There are unanswered questions everywhere you look. How did Dundee’s pivotal vote go from a no vote to a cancelled vote to a yes vote? Who did they speak to during that process? What was said?
Also, why were cash-strapped clubs told that the only way to release much-needed funds from the SPFL was to vote yes? We know now that advances or loans could have been issued to relieve the pressure and allow for some thinking time around the resolution to end the leagues.
Why were Aberdeen told their vote didn’t matter? Who else was told? Why were the results of an incomplete vote published by the SPFL?
There is little worthwhile information in the Deloitte research because the terms of reference didn’t appear to allow for a thorough investigation. No club we have spoken to even knew the investigation was happening. For McCluskey to trumpet this as a satisfactory conclusion to the matter is the greatest exercise in wishful thinking we’ve seen for quite some time.
Rangers yet to produce evidence
Rangers have been on the case for a while now. They claim that clubs were bullied and coerced into voting with the SPFL. The credibility problem for Rangers is that they haven’t produced any evidence. Even those other clubs who have supported their call for an independent inquiry into the SPFL’s behaviour are not claiming bullying. That’s too strong a description, they say. Proving bullying is not an easy thing.
The Ibrox club are pressing on. They’ve called for an emergency general meeting of all clubs and getting it looks like a formality. At that point, in order to get an independent inquiry, they will need the support of 75% of their fellow clubs. That’s an extremely high, almost impossibly high, threshold.
There’s an obvious point to make here. If the SPFL are “absolutely certain” that no wrongdoing took place throughout this process then what have they to fear from a properly independent inquiry that currently has the backing of Hearts and Aberdeen?
Presumably the SPFL board believe that Rangers are either bluffing or have less evidence than they claim they have. If so, why not, in the interests of transparency, encourage an independent review?
As they would see it, the only outcome of that would be total exoneration, total clarity and an end to the suspicion that presently exists. That would be a major win for the integrity of the process and a major defeat to those who are questioning that integrity.

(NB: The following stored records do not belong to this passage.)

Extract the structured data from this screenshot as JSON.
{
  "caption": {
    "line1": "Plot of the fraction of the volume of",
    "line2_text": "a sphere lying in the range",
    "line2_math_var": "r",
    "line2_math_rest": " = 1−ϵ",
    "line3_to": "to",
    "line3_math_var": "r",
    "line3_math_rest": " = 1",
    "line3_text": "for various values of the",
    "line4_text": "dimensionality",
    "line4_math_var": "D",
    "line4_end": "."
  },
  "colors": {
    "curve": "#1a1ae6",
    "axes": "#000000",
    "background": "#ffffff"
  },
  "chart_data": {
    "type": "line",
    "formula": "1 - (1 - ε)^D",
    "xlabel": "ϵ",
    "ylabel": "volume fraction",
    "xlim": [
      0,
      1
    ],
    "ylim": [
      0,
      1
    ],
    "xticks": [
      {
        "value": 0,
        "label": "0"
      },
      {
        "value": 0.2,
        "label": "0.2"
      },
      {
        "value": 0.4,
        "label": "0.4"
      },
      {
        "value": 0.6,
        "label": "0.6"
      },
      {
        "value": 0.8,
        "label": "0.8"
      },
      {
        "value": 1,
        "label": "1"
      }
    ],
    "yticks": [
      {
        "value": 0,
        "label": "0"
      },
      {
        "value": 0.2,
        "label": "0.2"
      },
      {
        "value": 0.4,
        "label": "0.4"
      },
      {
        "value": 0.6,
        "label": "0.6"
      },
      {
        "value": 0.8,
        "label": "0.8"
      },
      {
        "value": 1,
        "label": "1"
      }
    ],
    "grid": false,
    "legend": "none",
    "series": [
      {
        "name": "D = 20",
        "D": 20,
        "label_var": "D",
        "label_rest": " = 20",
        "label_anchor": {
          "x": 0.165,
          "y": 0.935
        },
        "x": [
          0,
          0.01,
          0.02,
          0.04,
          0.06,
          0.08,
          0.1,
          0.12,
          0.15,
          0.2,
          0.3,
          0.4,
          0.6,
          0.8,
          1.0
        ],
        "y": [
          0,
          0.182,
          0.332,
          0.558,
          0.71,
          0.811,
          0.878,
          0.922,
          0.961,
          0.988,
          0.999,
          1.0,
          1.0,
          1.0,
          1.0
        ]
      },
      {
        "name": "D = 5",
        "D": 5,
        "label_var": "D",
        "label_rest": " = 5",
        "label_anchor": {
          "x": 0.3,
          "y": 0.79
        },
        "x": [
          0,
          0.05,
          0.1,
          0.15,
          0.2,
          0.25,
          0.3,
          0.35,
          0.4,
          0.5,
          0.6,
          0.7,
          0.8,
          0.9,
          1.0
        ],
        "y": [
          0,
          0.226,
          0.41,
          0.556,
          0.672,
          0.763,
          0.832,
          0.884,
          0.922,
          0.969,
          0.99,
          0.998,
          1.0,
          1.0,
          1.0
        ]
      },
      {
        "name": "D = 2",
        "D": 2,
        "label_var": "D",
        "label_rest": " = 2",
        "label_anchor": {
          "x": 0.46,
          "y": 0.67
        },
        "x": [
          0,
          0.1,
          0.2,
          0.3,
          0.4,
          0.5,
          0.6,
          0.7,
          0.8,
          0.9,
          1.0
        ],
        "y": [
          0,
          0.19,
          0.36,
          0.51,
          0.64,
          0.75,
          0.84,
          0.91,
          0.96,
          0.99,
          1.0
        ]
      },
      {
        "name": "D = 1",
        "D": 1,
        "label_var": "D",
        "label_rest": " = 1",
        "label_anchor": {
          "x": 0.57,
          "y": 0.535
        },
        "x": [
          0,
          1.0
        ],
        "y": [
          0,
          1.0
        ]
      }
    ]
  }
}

There is something that needs to be addressed here. Rangers’ influence has waned significantly over the years. Through a succession of bombastic leaders they’re not a club that has many allies among the SPFL membership. Some of their own behaviour has been antagonistic to put it mildly. At times, it could be deemed reckless. They now need supporters to get an independent inquiry and they’ll struggle to find enough of them.
A chief executive of another club calls them “the boy who cried wolf”. In the fable, they boy was right in the end, but nobody was minded to listen to him by then. Rangers claim they have evidence to support their calls for an inquiry. We don’t know that because they won’t release it until that inquiry is achieved. There’s only one way to know what they have or haven’t got.
What we do know is that there are questions without answers.
There are other clubs who are seriously unhappy with the way the SPFL has acted, clubs who say they will recount their own stories to an independent inquiry. They won’t raise their head above the parapet just now because they know what can happen in Scottish football when you do. You can soon find yourself without a head.
We all know that there is a colossal threat to the future of the game because of Covid-19. Against the heaviest backdrop of our lifetime a lot of extremely smart people are trying to come up with ways to survive. That’s the main challenge, but it’s not the only one. Saving football in the future and examining governance in the present are not mutually exclusive discussions.